13 Déchirez vos cœurs et non pas vos vêtements,
     et revenez au SEIGNEUR votre Dieu,
     car il est tendre et miséricordieux,
     lent à la colère et plein d’amour,
     renonçant au châtiment.
14 Qui sait ? Il pourrait revenir,
     il pourrait renoncer au châtiment,
     et laisser derrière lui sa bénédiction :
     alors, vous pourrez présenter offrandes et libations
     au SEIGNEUR votre Dieu.
15 Sonnez du cor dans Sion :
     prescrivez un jeûne sacré, annoncez une fête solennelle,
16 réunissez le peuple, tenez une assemblée sainte,
     rassemblez les anciens,
     réunissez petits enfants et nourrissons !
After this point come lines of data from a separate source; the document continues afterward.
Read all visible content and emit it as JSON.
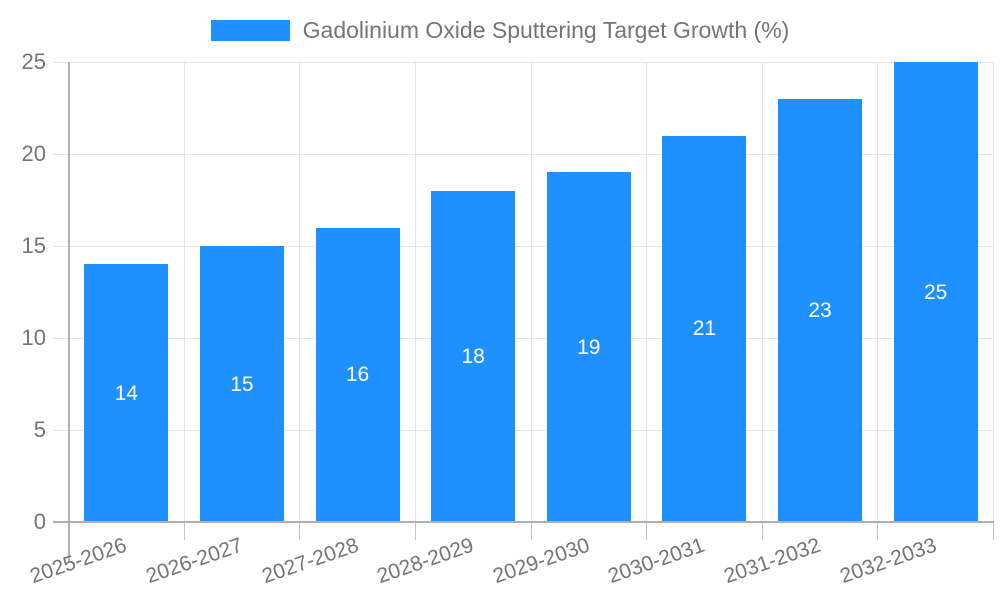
{
  "legend": {
    "label": "Gadolinium Oxide Sputtering Target Growth (%)"
  },
  "chart_data": {
    "type": "bar",
    "title": "Gadolinium Oxide Sputtering Target Growth (%)",
    "categories": [
      "2025-2026",
      "2026-2027",
      "2027-2028",
      "2028-2029",
      "2029-2030",
      "2030-2031",
      "2031-2032",
      "2032-2033"
    ],
    "values": [
      14,
      15,
      16,
      18,
      19,
      21,
      23,
      25
    ],
    "bar_value_labels": [
      "14",
      "15",
      "16",
      "18",
      "19",
      "21",
      "23",
      "25"
    ],
    "ytick_labels": [
      "0",
      "5",
      "10",
      "15",
      "20",
      "25"
    ],
    "yticks": [
      0,
      5,
      10,
      15,
      20,
      25
    ],
    "ylim": [
      0,
      25
    ],
    "xlabel": "",
    "ylabel": "",
    "grid": true,
    "legend_position": "top-center",
    "colors": {
      "bar": "#1E90FF",
      "bar_label": "#FFFFFF",
      "axis_text": "#757575",
      "gridline": "#E4E4E4",
      "axis_line": "#AFAFAF",
      "tick": "#C4C4C4",
      "background": "#FFFFFF"
    }
  }
}
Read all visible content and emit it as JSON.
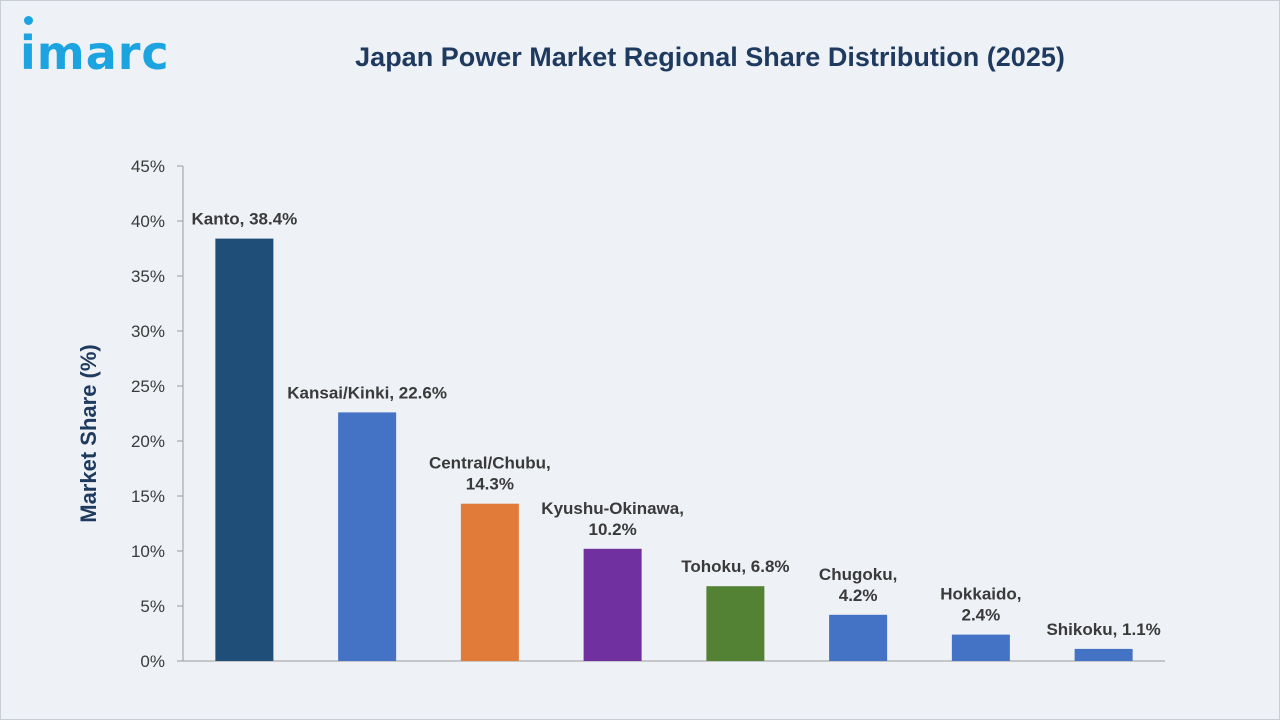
{
  "brand": {
    "logo_text": "imarc",
    "logo_color": "#1ca4e0"
  },
  "header": {
    "title": "Japan Power Market Regional Share Distribution (2025)"
  },
  "colors": {
    "axis_text": "#3a3a3a",
    "title": "#1f3a5f",
    "grid": "#9a9a9a"
  },
  "chart_data": {
    "type": "bar",
    "title": "Japan Power Market Regional Share Distribution (2025)",
    "xlabel": "",
    "ylabel": "Market Share (%)",
    "ylim": [
      0,
      45
    ],
    "y_ticks": [
      0,
      5,
      10,
      15,
      20,
      25,
      30,
      35,
      40,
      45
    ],
    "y_tick_labels": [
      "0%",
      "5%",
      "10%",
      "15%",
      "20%",
      "25%",
      "30%",
      "35%",
      "40%",
      "45%"
    ],
    "grid": false,
    "legend": "none",
    "categories": [
      "Kanto",
      "Kansai/Kinki",
      "Central/Chubu",
      "Kyushu-Okinawa",
      "Tohoku",
      "Chugoku",
      "Hokkaido",
      "Shikoku"
    ],
    "values": [
      38.4,
      22.6,
      14.3,
      10.2,
      6.8,
      4.2,
      2.4,
      1.1
    ],
    "bar_colors": [
      "#1f4e79",
      "#4472c4",
      "#e07b39",
      "#7030a0",
      "#548235",
      "#4472c4",
      "#4472c4",
      "#4472c4"
    ],
    "data_labels": [
      [
        "Kanto, 38.4%"
      ],
      [
        "Kansai/Kinki, 22.6%"
      ],
      [
        "Central/Chubu,",
        "14.3%"
      ],
      [
        "Kyushu-Okinawa,",
        "10.2%"
      ],
      [
        "Tohoku, 6.8%"
      ],
      [
        "Chugoku,",
        "4.2%"
      ],
      [
        "Hokkaido,",
        "2.4%"
      ],
      [
        "Shikoku, 1.1%"
      ]
    ]
  }
}
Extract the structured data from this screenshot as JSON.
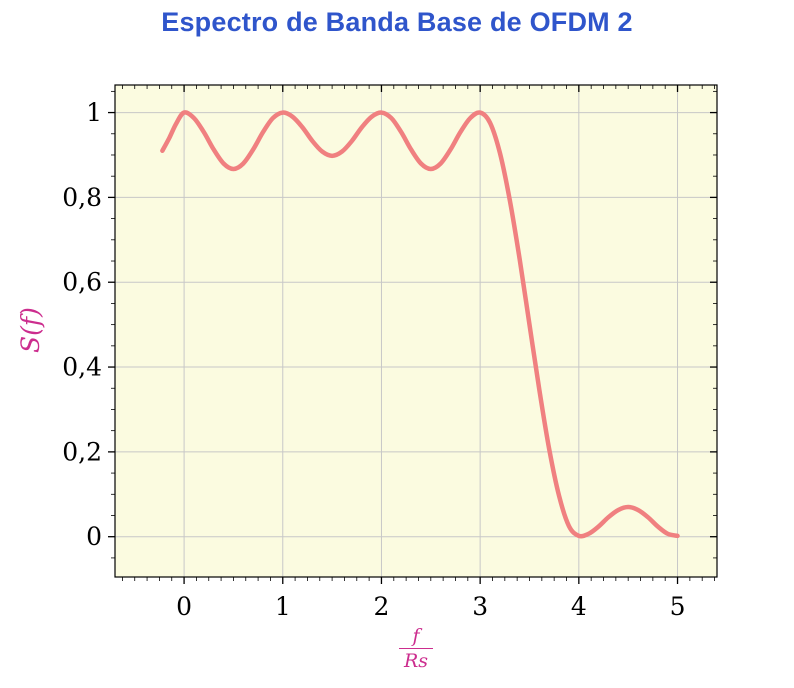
{
  "chart_data": {
    "type": "line",
    "title": "Espectro de Banda Base de OFDM 2",
    "ylabel": "S(f)",
    "xlabel": {
      "numerator": "f",
      "denominator": "Rs"
    },
    "xlim": [
      -0.7,
      5.4
    ],
    "ylim": [
      -0.095,
      1.065
    ],
    "x_ticks": [
      0,
      1,
      2,
      3,
      4,
      5
    ],
    "x_tick_labels": [
      "0",
      "1",
      "2",
      "3",
      "4",
      "5"
    ],
    "x_minor_step": 0.125,
    "y_ticks": [
      0,
      0.2,
      0.4,
      0.6,
      0.8,
      1
    ],
    "y_tick_labels": [
      "0",
      "0,2",
      "0,4",
      "0,6",
      "0,8",
      "1"
    ],
    "y_minor_step": 0.05,
    "grid": true,
    "legend": "none",
    "colors": {
      "title": "#2f55cb",
      "axis_labels": "#cc2d8e",
      "curve": "#f08080",
      "plot_background": "#fbfbe0",
      "grid": "#c7c7c7",
      "frame": "#000000",
      "tick_labels": "#000000",
      "page_background": "#ffffff"
    },
    "series": [
      {
        "name": "S(f)",
        "points": [
          [
            -0.22,
            0.91
          ],
          [
            -0.15,
            0.94
          ],
          [
            -0.08,
            0.974
          ],
          [
            0,
            1.0
          ],
          [
            0.1,
            0.987
          ],
          [
            0.2,
            0.954
          ],
          [
            0.3,
            0.913
          ],
          [
            0.4,
            0.88
          ],
          [
            0.5,
            0.867
          ],
          [
            0.6,
            0.88
          ],
          [
            0.7,
            0.913
          ],
          [
            0.8,
            0.954
          ],
          [
            0.9,
            0.987
          ],
          [
            1,
            1.0
          ],
          [
            1.1,
            0.99
          ],
          [
            1.2,
            0.965
          ],
          [
            1.3,
            0.933
          ],
          [
            1.4,
            0.908
          ],
          [
            1.5,
            0.898
          ],
          [
            1.6,
            0.908
          ],
          [
            1.7,
            0.933
          ],
          [
            1.8,
            0.965
          ],
          [
            1.9,
            0.99
          ],
          [
            2,
            1.0
          ],
          [
            2.1,
            0.987
          ],
          [
            2.2,
            0.954
          ],
          [
            2.3,
            0.913
          ],
          [
            2.4,
            0.88
          ],
          [
            2.5,
            0.867
          ],
          [
            2.6,
            0.88
          ],
          [
            2.7,
            0.913
          ],
          [
            2.8,
            0.954
          ],
          [
            2.9,
            0.987
          ],
          [
            3,
            1.0
          ],
          [
            3.1,
            0.976
          ],
          [
            3.2,
            0.905
          ],
          [
            3.3,
            0.794
          ],
          [
            3.4,
            0.655
          ],
          [
            3.5,
            0.5
          ],
          [
            3.6,
            0.346
          ],
          [
            3.7,
            0.206
          ],
          [
            3.8,
            0.096
          ],
          [
            3.9,
            0.025
          ],
          [
            4,
            0.002
          ],
          [
            4.1,
            0.007
          ],
          [
            4.2,
            0.024
          ],
          [
            4.3,
            0.046
          ],
          [
            4.4,
            0.063
          ],
          [
            4.5,
            0.07
          ],
          [
            4.6,
            0.063
          ],
          [
            4.7,
            0.046
          ],
          [
            4.8,
            0.024
          ],
          [
            4.9,
            0.007
          ],
          [
            5,
            0.002
          ]
        ]
      }
    ]
  }
}
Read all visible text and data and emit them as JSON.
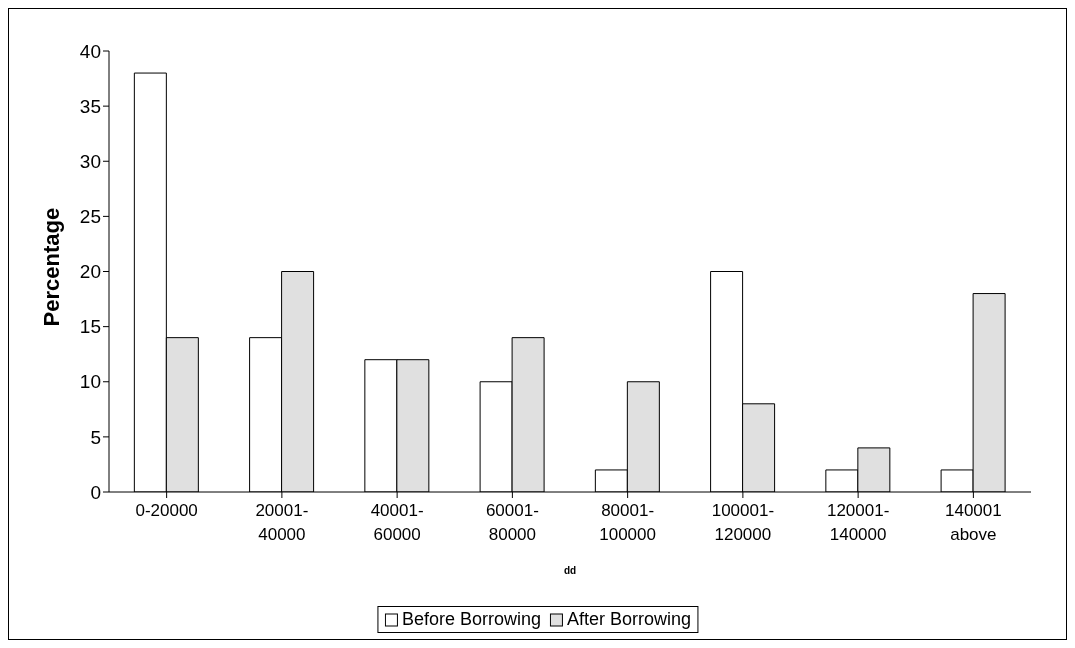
{
  "chart_data": {
    "type": "bar",
    "xlabel": "dd",
    "ylabel": "Percentage",
    "categories": [
      "0-20000",
      "20001-40000",
      "40001-60000",
      "60001-80000",
      "80001-100000",
      "100001-120000",
      "120001-140000",
      "140001 above"
    ],
    "series": [
      {
        "name": "Before Borrowing",
        "color": "#ffffff",
        "values": [
          38,
          14,
          12,
          10,
          2,
          20,
          2,
          2
        ]
      },
      {
        "name": "After Borrowing",
        "color": "#e0e0e0",
        "values": [
          14,
          20,
          12,
          14,
          10,
          8,
          4,
          18
        ]
      }
    ],
    "ylim": [
      0,
      40
    ],
    "yticks": [
      0,
      5,
      10,
      15,
      20,
      25,
      30,
      35,
      40
    ],
    "grid": false,
    "legend": "bottom"
  }
}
     Que le jeune époux sorte de sa maison,
     que la jeune mariée quitte sa chambre !
17 Entre le portail et l’autel,
     les prêtres, serviteurs du SEIGNEUR,
     iront pleurer et diront :
     « Pitié, SEIGNEUR, pour ton peuple,
     n’expose pas ceux qui t’appartiennent
     à l’insulte et aux moqueries des païens !
     Faudra-t-il qu’on dise :
     “Où donc est leur Dieu ?” »

18 Et le SEIGNEUR s’est ému en faveur de son pays,
     il a eu pitié de son peuple.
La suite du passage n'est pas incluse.